Cancel | Prev | Next
Select “Free”, then click “Next”
Almost there, review & create your factory
Fields marked with * are required
Factory name: test-fio-raspi4
Factory platform: Default (RaspberryPi 4 64-bit)
Selected plan: Free Factory
Plan fee: $ 0
Taxes: $ 0
Total before taxes: $ 0
Total due on Apr 30, 2022: $ 0
[ ] I agree to the FoundriesFactory Subscription terms *
Cancel | Prev | Create Factory
Review the displayed information, check “I agree”, then click “Create Factory”.
Inspect the built system images
If you click on tab “Targets” you will find the list of completed builds:
As an example, click on version “2” to display the details of this specific target build:
If you expand the “Runs” panel you have access to the build artifacts:
Click on a specific artifact to display its contents.
Install the fioctl
tool
Install the fioctl
tool following the instructions at https://docs.foundries.io/latest/getting-started/install-fioctl/index.html - for instance, on Linux
export FIOCTL_VERSION=v0.25
sudo curl -o /usr/local/bin/fioctl -LO https://github.com/foundriesio/fioctl/releases/download/$FIOCTL_VERSION/fioctl-linux-amd64
sudo chmod +x /usr/local/bin/fioctl
Verify the correct installation of fioctl
gmacario@hw2228:~ $ fioctl
Manage Foundries Factories
Usage:
fioctl [command]
Available Commands:
completion Generate completion script
config Manage configuration common to all devices in a factory
configure-docker Configure a hub.foundries.io Docker credential helper
devices Manage devices registered to a factory
event-queues Manage event queues configured for a Factory
help Help about any command
keys Manage keys in use by your factory fleet
login Access Foundries.io services with your client credentials
logout Remove Foundries.io client credentials from system
secrets Manage secret crendentials configured in a factory
status Get dashboard view of a factory and its devices
targets Manage factory's TUF targets
teams List teams belonging to a FoundriesFactory
users List users with access to a FoundriesFactory
version Show version information of this tool.

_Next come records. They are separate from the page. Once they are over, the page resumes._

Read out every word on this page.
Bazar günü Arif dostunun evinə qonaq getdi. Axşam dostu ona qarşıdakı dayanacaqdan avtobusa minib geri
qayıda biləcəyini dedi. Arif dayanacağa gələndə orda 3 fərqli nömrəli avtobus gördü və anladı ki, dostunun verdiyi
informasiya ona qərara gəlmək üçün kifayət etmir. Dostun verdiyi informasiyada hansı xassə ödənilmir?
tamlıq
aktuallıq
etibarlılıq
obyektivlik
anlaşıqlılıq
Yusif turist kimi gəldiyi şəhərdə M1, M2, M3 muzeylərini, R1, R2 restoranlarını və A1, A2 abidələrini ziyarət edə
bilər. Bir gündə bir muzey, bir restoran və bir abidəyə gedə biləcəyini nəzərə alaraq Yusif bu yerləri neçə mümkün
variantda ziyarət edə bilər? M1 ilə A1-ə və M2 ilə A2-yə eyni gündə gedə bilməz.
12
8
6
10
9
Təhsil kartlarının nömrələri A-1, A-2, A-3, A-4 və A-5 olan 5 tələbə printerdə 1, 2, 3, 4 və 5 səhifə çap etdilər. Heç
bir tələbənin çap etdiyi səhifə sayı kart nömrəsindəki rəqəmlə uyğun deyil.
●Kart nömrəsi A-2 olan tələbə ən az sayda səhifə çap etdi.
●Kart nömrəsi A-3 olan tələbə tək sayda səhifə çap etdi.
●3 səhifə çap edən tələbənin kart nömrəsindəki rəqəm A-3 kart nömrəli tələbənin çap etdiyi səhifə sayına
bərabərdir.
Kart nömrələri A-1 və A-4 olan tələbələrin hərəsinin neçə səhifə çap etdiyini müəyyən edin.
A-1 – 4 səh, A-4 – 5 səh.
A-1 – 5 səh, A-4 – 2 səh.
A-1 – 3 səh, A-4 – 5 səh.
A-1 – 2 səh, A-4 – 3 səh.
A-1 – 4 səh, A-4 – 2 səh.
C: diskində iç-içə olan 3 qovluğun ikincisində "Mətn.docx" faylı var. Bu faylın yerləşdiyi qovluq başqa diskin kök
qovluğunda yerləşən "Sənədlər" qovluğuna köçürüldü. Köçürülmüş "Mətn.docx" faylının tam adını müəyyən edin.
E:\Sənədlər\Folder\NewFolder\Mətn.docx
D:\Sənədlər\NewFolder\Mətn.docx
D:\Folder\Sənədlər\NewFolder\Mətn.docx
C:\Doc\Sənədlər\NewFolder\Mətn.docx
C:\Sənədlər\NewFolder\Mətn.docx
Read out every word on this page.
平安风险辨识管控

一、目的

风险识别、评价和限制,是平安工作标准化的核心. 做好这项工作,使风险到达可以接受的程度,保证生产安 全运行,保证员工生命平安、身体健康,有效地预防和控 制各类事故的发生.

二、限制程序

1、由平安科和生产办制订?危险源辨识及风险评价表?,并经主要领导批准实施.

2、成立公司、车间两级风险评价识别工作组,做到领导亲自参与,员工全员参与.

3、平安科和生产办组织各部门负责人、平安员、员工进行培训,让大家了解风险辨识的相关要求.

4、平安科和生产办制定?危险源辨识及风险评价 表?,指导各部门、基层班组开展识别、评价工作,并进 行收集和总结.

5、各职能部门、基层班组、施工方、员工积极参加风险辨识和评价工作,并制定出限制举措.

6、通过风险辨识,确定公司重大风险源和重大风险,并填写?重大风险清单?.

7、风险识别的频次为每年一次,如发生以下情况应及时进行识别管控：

waves Manage factory's waves
Flags:
-c, --config string config file (default is $HOME/.config/fioctl.yaml)
-h, --help help for fioctl
-v, --verbose Print verbose logging
Use "fioctl [command] --help" for more information about a command.
gmacario@hw2228:~ $
Deploy your first device using FoundriesFactory
Follow the instructions at https://docs.foundries.io/latest/getting-started/flash-device/index.html
In our example we will be creating a bootable microSD Card for the Raspberry Pi 4.
Download LmP system image
Login to https://app.foundries.io/, then select a Factory which you have access to - in our example, test-fio-raspi4
.
(Optional) Take note of the Source URLs and their related Commits - in our example:
Source |
Commit |
---|---|
Navigate to the “Targets” section of your Factory, then click the latest Target with the platform-devel
Trigger. Expand the run in the “Runs” section with corresponds with the name of the board, then click “Download Simulator” (TBV).
In our example, this operation will download file lmp-factory-image-raspberrypi4-64.wic.gz
(218 MB).
Flash LmP system image
Write the image to a blank microSD Card using a tool such as balenaEtcher.
Boot device and connect to the network
Connect an Ethernet cable to the board
Insert the microSD into the Raspberry Pi and
Power up the board
You board will connect to the network via Ethernet and will be ready to connect within a minute or two of booting.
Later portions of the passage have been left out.